Solved – A linear pattern occurs on the residual plot: what can I do

multicollinearitynonlinearitynormality-assumptionregressionresiduals

I'm a bit stuck with a problem here and any kind of help would help a lot 🙂

Just to give a clue about my data. I have 6 independant variables (IV) which are:

  • $X_1$ = Population -within a block-
  • $X_2$ = Households -within a block-
  • $X_3$ = Total Rooms -aggregated-
  • $X_4$ = Total Bedrood -aggregated-
  • $X_5$ = Median Income
  • $X_6$ = Ocean Proximity [Categorical]

and my dependant variable (DV) is $Y$ = Median House Price.

I ran a regression including all IVs but there is a violation for almost all OLS assumptions in addition to huge multicollinearity. Here are the residual plot and normality plot before any adjustments.

enter image description here

What I did then is transform all my IVs and my DV using the Box-Tidwell method which I think it is not the correct way of solving the issue so this is my first question what can I do to solve the normality issue?

The other problem is that even after transforming all variables I still have an issue in my residual plot which is the main problem here. I have a linear pattern on the graph that I don't know how to solve. I run my DV against each IV separately and still have the same issue. Here is the graph for the transformed model.
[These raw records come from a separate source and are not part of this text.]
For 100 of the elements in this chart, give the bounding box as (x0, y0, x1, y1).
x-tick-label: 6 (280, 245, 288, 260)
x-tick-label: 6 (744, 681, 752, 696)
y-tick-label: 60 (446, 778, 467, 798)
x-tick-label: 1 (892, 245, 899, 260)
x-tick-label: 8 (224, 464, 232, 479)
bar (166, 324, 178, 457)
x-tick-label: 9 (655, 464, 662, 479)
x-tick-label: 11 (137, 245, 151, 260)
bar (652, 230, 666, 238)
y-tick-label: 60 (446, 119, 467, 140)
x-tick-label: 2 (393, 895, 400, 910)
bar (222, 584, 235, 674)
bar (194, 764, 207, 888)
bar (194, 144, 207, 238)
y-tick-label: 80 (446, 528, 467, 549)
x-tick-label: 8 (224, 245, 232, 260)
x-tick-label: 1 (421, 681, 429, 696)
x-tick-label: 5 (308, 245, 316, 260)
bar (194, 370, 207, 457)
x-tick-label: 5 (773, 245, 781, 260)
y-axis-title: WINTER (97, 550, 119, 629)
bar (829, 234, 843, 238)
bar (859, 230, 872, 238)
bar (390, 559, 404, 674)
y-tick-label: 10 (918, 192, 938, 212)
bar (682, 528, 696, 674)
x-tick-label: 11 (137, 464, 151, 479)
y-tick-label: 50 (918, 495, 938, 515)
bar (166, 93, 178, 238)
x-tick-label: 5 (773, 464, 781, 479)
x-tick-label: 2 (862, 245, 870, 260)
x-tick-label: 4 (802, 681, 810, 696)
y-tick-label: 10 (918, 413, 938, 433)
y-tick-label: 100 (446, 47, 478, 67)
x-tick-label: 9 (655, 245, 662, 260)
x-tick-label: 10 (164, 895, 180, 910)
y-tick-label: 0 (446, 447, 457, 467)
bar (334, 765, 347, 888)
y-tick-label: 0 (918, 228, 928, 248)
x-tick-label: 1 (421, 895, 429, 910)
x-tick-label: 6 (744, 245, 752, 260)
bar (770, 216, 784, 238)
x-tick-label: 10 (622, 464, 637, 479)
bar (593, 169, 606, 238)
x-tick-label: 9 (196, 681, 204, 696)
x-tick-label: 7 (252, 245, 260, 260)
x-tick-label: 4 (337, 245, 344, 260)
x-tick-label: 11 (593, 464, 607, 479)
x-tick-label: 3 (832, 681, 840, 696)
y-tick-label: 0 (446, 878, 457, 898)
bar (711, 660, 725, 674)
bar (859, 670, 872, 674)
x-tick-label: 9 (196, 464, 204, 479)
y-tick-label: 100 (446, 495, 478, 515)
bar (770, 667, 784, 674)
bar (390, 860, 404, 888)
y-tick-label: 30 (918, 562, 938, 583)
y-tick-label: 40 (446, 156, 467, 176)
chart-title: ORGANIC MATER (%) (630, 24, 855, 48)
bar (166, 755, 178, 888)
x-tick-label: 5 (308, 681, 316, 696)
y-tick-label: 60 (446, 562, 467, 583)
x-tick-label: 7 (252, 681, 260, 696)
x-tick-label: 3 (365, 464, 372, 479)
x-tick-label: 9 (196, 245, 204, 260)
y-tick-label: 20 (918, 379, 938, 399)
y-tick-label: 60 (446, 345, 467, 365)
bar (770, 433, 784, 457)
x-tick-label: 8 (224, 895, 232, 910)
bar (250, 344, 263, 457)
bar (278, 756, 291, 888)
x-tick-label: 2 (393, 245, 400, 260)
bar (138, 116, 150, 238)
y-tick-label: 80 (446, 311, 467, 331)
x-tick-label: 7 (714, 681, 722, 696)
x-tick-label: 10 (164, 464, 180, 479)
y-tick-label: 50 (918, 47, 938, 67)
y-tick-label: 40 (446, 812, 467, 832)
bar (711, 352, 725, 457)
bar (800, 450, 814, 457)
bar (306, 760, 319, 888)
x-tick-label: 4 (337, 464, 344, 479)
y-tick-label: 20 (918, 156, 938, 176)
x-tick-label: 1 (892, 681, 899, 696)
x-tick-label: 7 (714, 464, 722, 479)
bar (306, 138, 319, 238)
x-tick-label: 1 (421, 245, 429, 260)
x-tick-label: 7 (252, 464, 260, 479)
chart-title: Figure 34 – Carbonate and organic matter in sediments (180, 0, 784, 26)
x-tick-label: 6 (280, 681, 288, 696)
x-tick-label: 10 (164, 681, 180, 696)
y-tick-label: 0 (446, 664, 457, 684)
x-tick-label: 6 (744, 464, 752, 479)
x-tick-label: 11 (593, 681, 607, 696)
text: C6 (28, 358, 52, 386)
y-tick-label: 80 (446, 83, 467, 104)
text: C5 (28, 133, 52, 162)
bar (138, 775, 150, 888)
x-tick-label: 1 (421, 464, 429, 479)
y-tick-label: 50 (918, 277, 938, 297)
enter image description here

Best Answer

Just to help you understand what you are looking at a bit better on your residual plot, your data looks something like this:

enter image description here

Your model is fine until the price gets capped; then you need to determine whether the rest of the model is valid or not. The capped price has to be due to unrecorded data above that price because you would not expect to see data like that in reality for your particular problem. So then you have to think about what the data looks like above that price. It may be that the linear relationship no longer holds once you go above the grey line and this would be a limitation of using a linear model here. The data may curve and flatten off in reality, in which case a logarithmic curve would fit much better, so it would be unwise to predict data above that line with a linear model.

Also, do you care what happens above the grey line, or do you only need the model for the part where the model is valid? If you are only interested in the portion of the model that is valid, then you don't need to worry about the rest. These are some of the things you might want to think about.